Question

Geumath malah 17.pdf

Answer 1

Answer:

He is wrong.  

In my answer I found the complete volume of the pool and then what the volume would be 10 cm empty.  You probably only need to find the 10 cm emptied  to answer, just a heads up.  if you have any questions though let me know.

Step-by-step explanation:

To most easily figure out the volume of the empty pool I think it is easiest to break it up into four parts..

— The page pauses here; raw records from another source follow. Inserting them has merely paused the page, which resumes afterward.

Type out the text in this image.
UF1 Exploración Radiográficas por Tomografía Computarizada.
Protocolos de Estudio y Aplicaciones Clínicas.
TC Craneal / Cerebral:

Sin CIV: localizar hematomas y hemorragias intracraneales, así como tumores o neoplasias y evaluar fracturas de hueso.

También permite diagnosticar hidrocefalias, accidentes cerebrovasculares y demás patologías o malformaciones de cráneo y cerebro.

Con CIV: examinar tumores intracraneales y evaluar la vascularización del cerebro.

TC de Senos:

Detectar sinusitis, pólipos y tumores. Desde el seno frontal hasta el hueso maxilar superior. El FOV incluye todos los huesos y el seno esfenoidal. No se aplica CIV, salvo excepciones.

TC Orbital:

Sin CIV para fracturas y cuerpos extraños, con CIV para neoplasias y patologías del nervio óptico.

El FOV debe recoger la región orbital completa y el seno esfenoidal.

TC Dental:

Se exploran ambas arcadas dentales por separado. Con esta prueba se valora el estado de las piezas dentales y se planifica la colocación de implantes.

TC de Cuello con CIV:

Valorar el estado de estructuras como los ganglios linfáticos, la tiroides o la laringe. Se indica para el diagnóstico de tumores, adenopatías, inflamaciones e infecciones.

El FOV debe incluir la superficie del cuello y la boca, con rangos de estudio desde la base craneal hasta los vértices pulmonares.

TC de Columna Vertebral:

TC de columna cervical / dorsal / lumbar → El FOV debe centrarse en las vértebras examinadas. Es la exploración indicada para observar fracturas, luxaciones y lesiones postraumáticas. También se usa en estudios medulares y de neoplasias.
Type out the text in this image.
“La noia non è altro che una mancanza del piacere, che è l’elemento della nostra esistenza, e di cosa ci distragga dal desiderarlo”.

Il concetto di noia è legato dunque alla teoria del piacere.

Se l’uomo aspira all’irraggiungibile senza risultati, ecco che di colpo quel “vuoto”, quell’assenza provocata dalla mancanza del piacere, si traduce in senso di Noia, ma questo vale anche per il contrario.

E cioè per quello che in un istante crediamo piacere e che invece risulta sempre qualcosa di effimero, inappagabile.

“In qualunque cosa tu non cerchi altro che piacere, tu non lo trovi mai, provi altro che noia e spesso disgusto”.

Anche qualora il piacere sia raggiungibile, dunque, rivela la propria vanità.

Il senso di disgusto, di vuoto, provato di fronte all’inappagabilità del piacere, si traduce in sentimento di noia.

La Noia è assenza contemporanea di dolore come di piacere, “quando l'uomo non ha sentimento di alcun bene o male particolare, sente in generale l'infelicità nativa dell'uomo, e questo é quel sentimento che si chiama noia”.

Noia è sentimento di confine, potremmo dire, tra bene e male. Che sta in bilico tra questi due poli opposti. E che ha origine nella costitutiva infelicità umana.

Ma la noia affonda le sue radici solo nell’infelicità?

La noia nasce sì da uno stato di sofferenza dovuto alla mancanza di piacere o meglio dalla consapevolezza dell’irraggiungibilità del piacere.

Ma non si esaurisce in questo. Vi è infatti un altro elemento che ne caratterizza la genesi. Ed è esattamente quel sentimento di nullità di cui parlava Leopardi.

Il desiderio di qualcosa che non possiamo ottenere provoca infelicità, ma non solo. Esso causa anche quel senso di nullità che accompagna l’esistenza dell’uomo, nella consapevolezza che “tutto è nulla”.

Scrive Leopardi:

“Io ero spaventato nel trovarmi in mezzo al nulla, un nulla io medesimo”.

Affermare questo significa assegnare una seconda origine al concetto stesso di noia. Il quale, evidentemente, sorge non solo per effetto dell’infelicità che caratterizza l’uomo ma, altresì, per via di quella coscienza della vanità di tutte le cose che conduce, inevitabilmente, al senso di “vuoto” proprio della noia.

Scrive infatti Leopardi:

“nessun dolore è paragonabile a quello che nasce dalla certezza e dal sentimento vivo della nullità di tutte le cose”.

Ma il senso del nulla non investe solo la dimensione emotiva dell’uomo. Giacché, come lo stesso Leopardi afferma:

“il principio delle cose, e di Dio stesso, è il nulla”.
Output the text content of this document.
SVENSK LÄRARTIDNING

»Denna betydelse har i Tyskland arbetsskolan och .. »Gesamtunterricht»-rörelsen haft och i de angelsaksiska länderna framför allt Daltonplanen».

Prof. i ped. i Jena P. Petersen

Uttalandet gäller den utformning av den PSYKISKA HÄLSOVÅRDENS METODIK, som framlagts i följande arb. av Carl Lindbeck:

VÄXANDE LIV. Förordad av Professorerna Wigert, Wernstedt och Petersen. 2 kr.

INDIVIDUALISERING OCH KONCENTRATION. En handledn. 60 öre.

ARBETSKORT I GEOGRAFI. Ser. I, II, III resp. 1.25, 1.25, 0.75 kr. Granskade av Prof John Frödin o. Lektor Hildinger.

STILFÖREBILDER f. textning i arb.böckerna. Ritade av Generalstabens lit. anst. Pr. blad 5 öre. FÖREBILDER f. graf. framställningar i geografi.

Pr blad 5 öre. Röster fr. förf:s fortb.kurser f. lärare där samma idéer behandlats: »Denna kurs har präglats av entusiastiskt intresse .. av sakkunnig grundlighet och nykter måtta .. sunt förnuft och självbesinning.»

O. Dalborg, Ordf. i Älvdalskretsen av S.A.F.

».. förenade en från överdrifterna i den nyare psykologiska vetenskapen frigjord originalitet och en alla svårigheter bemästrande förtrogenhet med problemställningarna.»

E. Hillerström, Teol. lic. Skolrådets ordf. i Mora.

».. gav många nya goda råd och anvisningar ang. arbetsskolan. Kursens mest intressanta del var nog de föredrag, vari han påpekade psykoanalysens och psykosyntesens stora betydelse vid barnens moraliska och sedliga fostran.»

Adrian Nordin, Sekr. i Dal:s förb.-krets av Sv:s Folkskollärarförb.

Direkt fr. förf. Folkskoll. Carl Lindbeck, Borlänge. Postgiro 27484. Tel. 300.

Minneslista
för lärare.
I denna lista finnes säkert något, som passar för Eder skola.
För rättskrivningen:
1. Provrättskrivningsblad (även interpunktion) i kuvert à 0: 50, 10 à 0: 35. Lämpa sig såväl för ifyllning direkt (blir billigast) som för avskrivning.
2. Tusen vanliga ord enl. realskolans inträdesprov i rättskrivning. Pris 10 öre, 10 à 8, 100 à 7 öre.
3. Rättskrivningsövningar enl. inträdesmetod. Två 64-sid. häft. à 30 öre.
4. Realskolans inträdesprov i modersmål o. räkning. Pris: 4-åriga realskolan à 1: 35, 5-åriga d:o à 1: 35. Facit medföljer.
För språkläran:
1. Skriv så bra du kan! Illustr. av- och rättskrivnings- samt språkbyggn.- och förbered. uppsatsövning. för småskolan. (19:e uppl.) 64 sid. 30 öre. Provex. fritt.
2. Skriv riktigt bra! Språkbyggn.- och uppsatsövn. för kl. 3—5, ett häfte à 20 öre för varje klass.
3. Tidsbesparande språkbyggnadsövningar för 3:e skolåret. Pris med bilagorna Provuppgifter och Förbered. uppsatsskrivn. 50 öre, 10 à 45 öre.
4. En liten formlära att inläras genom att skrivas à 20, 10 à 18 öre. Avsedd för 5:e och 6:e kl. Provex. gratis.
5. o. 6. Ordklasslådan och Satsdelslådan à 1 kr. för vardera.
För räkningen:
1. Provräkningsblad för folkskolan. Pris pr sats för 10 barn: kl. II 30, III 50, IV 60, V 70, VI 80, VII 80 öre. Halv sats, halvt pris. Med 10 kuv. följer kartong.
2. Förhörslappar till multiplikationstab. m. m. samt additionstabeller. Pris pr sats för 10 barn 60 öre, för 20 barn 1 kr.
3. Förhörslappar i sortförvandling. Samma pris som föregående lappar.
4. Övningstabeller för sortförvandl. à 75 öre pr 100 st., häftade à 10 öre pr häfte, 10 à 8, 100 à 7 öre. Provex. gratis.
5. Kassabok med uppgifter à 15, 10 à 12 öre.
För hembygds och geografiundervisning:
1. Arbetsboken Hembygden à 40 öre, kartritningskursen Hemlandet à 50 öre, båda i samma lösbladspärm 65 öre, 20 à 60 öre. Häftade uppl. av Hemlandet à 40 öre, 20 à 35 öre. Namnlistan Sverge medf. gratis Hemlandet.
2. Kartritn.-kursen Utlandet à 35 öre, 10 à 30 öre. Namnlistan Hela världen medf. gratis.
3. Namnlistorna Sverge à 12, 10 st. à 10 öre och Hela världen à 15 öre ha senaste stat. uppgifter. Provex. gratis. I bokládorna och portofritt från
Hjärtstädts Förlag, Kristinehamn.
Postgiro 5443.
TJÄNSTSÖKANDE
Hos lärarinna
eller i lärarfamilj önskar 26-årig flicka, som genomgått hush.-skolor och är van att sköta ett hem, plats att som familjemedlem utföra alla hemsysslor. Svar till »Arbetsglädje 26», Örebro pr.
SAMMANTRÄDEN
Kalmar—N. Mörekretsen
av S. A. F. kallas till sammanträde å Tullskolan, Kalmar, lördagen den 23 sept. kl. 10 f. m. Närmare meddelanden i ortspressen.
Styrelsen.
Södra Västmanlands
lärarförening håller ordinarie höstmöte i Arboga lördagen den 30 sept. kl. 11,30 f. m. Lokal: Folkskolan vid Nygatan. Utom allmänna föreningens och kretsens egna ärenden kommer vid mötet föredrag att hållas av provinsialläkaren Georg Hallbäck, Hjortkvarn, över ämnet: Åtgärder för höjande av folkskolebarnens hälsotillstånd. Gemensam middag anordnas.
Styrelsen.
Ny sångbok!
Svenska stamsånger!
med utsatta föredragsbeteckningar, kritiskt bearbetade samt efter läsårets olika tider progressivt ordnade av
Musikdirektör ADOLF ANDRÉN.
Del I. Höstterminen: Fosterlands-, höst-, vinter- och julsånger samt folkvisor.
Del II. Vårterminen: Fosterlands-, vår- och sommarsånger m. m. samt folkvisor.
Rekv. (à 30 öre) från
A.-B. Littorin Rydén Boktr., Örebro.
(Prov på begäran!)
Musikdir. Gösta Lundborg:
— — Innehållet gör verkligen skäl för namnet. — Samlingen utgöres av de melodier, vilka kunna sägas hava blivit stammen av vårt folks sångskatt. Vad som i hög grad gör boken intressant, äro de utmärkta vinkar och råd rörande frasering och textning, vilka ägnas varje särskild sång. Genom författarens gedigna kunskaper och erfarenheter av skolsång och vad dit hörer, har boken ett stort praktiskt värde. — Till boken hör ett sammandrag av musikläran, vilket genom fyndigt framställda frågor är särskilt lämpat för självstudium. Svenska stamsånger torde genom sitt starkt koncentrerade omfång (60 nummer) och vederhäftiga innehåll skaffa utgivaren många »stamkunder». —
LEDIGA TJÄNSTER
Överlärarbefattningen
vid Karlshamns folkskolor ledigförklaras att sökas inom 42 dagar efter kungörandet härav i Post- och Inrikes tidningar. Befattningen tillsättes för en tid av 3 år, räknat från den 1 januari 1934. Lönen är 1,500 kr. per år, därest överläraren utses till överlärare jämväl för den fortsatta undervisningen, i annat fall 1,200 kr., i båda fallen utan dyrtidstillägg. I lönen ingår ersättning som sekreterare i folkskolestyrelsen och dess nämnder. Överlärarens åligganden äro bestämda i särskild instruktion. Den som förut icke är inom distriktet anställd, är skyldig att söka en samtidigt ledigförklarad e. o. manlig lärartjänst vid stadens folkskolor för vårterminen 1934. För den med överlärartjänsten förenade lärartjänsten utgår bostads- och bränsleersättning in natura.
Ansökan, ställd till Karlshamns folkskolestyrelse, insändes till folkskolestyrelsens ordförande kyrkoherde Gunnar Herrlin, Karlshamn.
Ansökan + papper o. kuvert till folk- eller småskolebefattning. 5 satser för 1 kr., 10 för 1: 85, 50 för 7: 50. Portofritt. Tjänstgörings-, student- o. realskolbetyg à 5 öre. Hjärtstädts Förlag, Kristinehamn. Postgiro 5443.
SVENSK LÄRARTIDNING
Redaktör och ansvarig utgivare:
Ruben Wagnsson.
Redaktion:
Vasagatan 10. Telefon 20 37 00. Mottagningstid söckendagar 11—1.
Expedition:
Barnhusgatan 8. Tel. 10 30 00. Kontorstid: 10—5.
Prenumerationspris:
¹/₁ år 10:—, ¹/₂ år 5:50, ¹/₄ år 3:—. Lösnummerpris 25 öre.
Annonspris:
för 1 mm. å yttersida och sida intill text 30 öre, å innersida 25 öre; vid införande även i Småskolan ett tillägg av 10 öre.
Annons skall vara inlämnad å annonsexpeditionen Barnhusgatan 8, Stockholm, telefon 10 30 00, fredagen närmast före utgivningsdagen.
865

First break off that skinny end bit so it will have 1 m in height, 4 m in length and 5m in width.  Width is never going to shange because of how we are breaking this up, and the width is the distance from you into the paper, if that makes sense.  Basically not up and down or left and right.

Next another rectangular prism  from the right side with 2 height, 2m length and again 5m width.

Now you have a trapezoidal prism with one base of length 1m, another of base 2m and a height of length 4m.

To fond the volume of prisms you want to find the area of their bases then multiply it by their heights.  In this instance height is going to be the width again, and the bases are th parts facing us on the picture.

For a rectangular prism area of the base is easy, just multiply length by height.  a trapezoid is taking the two bases (b1 and b2) ading them together and dividing that sum by 2, THEN taking this new number and multiplying it by what would be the height of the trapezoid.  the trapezoid has its bases as two heights, and its height then would be the horizontal length of the pool.  Sorry if that is confusing.  Here are the three volumes though.

Rectangular 1: 4*1*5 = 20 m^3

Rectangular 2" 2*2*5 = 20m^3

Trapezoidal: = ([1+2]/2)*4*5 = 30 m^3

So total it is 70 m^3

The question then says each cubic meter can contain 1,000 liters of water.  70 m^3 then is 70,000 liters

The question also says there are three barrels of 20,000 liters each, so combined that's 60,000 liters.

Finally it wants to know if Sam is right saying if you dump all of the 60,000 liters into the pool the surface of the water will not reach the top of the pool by 10 cm.  60,000 is less than 70,000, but we don't know how much lower it is in cm.  

The trick here is to know that we are lowering a specific dimension of each prism to a certain amount to be lower by 10cm

In the 4x1x5 rectangular prism the 1m side is lowering.

In the 2x2x5 rectangular prism  the 2m side representing the vertical length is getting some amount taken away.

int he trapezoidal prism both of the "bases" are getting an amount taken.

So the trick here is to set up the math again, except this time with 10 cm less being subtracted from each part, then solving t and see if it gets us the 60,000 liters or 60 m^3.  Since we are measurng in meters, 10 cm less is the same a subtracting .1, or if you prefer subtracting a decimeter.

4*1*5 becomes 4(.9)5 = 18

2*2*5 becomes 2(1.9)5 = 19

Trapezoidal: = ([1+2]/2)*4*5 becomes ([(.9)+(1.9)]/2)*4*5 = 28

Adding this all together gets us 65 or 65,000 liters.  This means that if the pool is filled 10 cm from the top the volume would be 65,000 liters, still more than if the three tankers are emptied completely into it.  

You could have probably just done the second part, where we sbtracted 10 cm from each of the dimensions, but I am going to leave it all since I wrote it.

Answer 2

9514 1404 393

Answer:

  Sam is not correct.

Step-by-step explanation:

As shown in the attachment, the "base" (front face) of this prism can be divided into a rectangle and a trapezoid. The relevant area formulas are ...

  A = LW . . . . area of a rectangle of length L and width W

  A = 1/2(b1 +b2)h . . . . area with parallel bases b1 and b2 and height h

__

The rectangle portion of the "base" of the pool has area ...

  A = (10 m)(1 m) = 10 m²

The trapezoid portion of the "base" of the pool has area ...

  A = 1/2(6 m +2 m)(1 m) = 4 m²

Then the "base" area is ...

  B = 10 m² +4 m² = 14 m²

__

The volume of the prism is given by ...

  V = Bh . . . . where B is the base area and h is the distance between bases

  V = (14 m²)(5 m) = 70 m³

We are told that 1 m³ = 1000 L and that 3 tankers of 20,000 L each are emptied into the pool. That leaves an unfilled volume of ...

  70 m³ -3×(20 m³) = 10 m³ . . . . unfilled volume

__

The surface area of the pool is ...

  A = LW = (10 m)(5 m) = 50 m²

So the unfilled volume has a height of ...

  V = Bh

  10 m³ = (50 m²)h

  h = (10/50) m = 20/100 m = 20 cm . . . . . the height of the unfilled space

The water in the pool will be 20 cm below the top, not 10 cm. Sam is not correct.